On Thursday, Liam Byrne MP, Chief Secretary to the Treasury illustrated his failure to grasp basic economics. He claimed on the Today programme that "when National Insurance has gone up in the past, actually, employment has risen". This is probably true. It is entirely possible that employment can rise despite the cost of employment increasing - the reasons for this may include strong and steady economic growth. Whilst the cost of employment rises, the increasing profits of employers mean that they can afford to absorb these costs and continue creating new jobs, or at least not get rid of existing ones.
However, Byrne then claimed "there isn't an automatic link between raising National Insurance and unemployment". When prompted not once, but twice as to an explanation for this, he simply cited his "observation" that past NI increases had been followed by increases in employment. This is astounding. To even imply that an increase in the cost of employment can lead to an increase in employment is beyond belief, but to rule out the opposite correlation between the two without acknowledging any other factors is senseless.
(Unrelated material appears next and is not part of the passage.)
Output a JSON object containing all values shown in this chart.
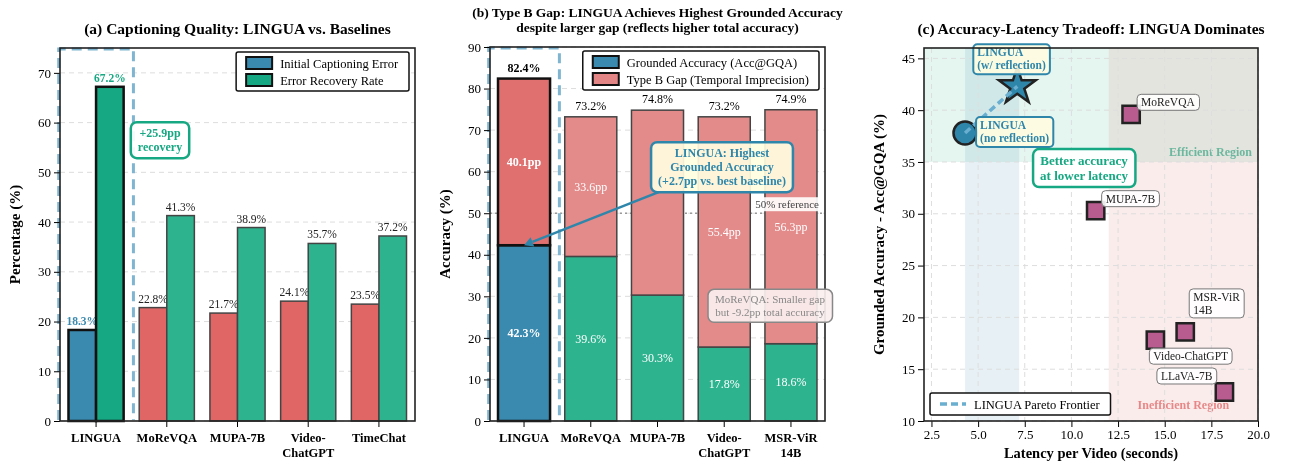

Anyone with an ounce of sense, let alone the entrepreneurs and business leaders so frequently cited in the recent National Insurance debate can tell you why an increase in National Insurance, by increasing the cost of employment, damages the chances of creating new jobs at the best of times, and may even put existing jobs at risk when the economy is shaky. For a Labour party nominally committed to jobs and economic recovery, this is either hypocrisy of the worst kind or sheer stupidity.